Dieses Drama, das auf einem Theaterstück basiert, reiht sich zwar ein in die seit Jahren florierenden Coming-of-Age-Romanzen, in denen todgeweihte Teenager auf den letzten Lebensmetern ihre erste Liebe finden und lernen, ihr Schicksal anzunehmen. Auch dieser Film ist besonders gegen Ende nicht frei von oberflächlichen Szenen, mit denen die Grausamkeit dieses überstürzten Erwachsenwerdens versüßt werden soll. Körperliche Verfallserscheinungen werden weitgehend ausgespart. Moses verwandelt sich zwar nicht vom Frosch zum Märchenprinzen, ist aber trotz Vokuhila-Frisur und Unzuverlässigkeit keiner, vor dem man Angst haben muss.

Unerwartet ambitioniert ist indes die psychologische Tiefe und tragikomische Unverblümtheit des Drehbuchs. Porträtiert werden, mit oft unerwartet scharfkantigem Humor, vier Menschen, die sich seit langem im emotionalen Ausnahmezustand befinden. Gerade durch ihre Verletzlichkeit zieht Milla alle in ihr Fahrwasser. Sie weiß als Einzige, was sie will – nämlich mit Moses' Hilfe aus dem von ihren schrecklich netten Eltern gesponnenen Kokon ausbrechen. Die Handlung ist in Kapitel geteilt, in denen Milla schrittweise die Narrenfreiheit von Teenagern, die ihr ganzes Leben noch vor sich haben, erlangen will. Der Versuch, so sorglos dämlich im Hier und Jetzt zu leben wie jene Mitschülerin, die Millas blonde Langhaarperücke ausprobieren will und der es angesichts von Millas Glatze die Sprache verschlägt, führt zu herzzerreißenden Momenten.

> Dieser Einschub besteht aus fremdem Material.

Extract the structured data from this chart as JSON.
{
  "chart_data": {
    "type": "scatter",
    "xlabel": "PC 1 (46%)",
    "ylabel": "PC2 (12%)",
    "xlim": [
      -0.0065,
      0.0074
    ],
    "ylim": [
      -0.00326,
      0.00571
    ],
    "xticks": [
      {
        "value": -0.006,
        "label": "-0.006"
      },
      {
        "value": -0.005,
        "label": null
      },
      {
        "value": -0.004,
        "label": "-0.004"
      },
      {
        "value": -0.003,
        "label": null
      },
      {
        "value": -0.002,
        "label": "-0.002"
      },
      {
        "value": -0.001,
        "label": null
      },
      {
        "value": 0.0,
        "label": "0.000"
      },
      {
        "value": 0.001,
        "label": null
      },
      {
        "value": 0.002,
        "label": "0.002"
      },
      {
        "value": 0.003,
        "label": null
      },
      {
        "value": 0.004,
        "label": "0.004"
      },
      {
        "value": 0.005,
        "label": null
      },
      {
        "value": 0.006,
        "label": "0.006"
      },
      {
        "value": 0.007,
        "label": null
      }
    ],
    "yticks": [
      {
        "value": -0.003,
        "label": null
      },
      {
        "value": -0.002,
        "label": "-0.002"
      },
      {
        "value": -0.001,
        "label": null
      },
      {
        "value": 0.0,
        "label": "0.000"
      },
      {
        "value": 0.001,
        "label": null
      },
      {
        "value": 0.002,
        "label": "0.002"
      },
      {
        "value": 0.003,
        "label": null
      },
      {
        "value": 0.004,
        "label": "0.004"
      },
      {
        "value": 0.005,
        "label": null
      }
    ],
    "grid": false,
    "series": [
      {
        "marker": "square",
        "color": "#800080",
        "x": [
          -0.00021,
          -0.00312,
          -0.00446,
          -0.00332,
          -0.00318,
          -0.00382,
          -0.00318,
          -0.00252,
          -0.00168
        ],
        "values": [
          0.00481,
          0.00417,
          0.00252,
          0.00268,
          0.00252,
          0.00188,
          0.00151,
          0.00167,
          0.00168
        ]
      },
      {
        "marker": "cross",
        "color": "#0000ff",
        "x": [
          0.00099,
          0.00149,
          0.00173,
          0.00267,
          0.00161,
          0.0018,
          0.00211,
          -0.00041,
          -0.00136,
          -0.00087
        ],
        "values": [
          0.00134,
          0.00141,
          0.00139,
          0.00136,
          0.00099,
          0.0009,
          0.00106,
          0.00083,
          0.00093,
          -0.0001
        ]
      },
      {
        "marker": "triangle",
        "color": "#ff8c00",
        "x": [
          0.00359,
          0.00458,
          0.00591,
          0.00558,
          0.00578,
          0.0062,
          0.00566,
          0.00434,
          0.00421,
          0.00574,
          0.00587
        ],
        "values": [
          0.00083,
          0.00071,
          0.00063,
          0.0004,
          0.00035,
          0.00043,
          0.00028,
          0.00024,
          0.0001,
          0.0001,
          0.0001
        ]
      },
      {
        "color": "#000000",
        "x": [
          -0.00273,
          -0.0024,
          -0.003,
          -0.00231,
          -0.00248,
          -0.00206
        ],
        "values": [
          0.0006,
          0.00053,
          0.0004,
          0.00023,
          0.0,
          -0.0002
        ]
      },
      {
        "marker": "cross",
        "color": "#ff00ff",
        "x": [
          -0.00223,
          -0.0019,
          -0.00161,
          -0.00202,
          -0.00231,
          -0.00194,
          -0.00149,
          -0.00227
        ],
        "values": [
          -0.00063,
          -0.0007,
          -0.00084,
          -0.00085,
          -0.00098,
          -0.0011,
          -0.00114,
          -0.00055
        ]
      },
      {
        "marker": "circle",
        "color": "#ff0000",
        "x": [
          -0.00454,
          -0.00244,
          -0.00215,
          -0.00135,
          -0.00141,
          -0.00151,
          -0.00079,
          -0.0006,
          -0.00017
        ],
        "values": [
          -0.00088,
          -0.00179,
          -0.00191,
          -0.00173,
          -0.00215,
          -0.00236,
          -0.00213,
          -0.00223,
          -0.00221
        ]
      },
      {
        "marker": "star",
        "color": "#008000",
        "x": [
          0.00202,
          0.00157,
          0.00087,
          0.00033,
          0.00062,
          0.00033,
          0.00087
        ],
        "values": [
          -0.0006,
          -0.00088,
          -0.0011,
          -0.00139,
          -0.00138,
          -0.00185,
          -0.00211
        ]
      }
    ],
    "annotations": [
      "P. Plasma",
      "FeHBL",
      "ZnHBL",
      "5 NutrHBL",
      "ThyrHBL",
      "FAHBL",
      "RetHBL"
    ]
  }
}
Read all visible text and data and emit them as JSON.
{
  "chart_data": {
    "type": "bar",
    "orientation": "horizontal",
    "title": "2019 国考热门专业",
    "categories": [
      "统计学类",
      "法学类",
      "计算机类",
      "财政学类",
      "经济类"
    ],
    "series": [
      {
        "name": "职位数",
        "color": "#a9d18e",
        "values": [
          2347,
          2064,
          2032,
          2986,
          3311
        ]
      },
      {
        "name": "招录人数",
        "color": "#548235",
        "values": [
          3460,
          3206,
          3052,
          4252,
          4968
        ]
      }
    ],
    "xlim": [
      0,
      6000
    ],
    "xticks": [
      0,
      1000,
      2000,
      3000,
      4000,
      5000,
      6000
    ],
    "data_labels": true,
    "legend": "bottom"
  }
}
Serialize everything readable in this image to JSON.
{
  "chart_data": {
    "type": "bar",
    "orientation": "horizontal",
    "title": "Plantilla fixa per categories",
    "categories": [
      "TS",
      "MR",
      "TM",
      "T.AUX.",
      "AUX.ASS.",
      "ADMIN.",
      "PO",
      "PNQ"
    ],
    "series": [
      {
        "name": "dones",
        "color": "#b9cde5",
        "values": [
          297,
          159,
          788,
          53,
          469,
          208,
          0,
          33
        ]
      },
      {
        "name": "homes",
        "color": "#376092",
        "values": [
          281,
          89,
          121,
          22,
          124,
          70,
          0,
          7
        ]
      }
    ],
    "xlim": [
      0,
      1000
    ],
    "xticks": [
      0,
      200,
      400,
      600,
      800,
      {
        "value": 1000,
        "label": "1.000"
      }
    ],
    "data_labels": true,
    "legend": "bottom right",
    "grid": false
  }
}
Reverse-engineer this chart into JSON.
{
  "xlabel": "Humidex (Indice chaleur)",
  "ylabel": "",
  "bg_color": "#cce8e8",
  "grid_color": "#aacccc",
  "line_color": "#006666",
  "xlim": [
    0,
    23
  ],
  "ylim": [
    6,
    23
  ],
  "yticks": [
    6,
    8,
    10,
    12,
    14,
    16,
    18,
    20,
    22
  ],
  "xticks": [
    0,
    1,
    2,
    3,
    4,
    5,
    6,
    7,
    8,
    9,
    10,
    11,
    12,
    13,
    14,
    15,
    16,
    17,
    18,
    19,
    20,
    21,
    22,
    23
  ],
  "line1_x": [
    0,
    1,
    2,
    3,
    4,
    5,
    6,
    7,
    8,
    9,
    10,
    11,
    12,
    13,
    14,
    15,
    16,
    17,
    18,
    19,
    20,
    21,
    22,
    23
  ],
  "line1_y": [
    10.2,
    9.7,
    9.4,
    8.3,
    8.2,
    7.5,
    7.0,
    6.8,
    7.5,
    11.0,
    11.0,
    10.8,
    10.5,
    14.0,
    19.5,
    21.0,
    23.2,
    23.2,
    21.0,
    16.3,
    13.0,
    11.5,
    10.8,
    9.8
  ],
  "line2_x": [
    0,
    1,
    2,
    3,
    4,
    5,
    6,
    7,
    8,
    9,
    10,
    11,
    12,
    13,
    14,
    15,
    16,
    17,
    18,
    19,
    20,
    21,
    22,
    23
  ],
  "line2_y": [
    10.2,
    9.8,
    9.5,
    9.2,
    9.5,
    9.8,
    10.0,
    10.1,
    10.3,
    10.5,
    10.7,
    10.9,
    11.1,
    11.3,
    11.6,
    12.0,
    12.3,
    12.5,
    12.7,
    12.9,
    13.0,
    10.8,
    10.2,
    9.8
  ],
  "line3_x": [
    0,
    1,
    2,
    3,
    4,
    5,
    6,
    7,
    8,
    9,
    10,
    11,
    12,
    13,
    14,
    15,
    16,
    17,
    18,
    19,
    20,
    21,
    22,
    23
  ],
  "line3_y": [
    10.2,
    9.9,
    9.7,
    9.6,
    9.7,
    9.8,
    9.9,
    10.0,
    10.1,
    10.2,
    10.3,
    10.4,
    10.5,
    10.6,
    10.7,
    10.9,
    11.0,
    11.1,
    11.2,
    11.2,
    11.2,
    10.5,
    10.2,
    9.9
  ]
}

Doch nicht nur dank des gleißenden australischen Dauersommers wird die existenzielle Tragik des Mädchens immer wieder überblendet. Dieser Film handelt auch von Drogen: Während Milla ihre Medikamente absetzt, verschreibt ihr stoischer Vater seiner flattrigen Ehefrau großzügig Antidepressiva, versorgt auch Moses mit Rezepten und kann schließlich selbst nicht widerstehen. Der subversive Witz allerdings, mit dem die widersprüchlichen Gefühle und merkwürdigen Handlungen der Charaktere zur Geltung gebracht werden, dürfte ein Teenager-Publikum viel weniger berühren als erwachsene Zuschauer.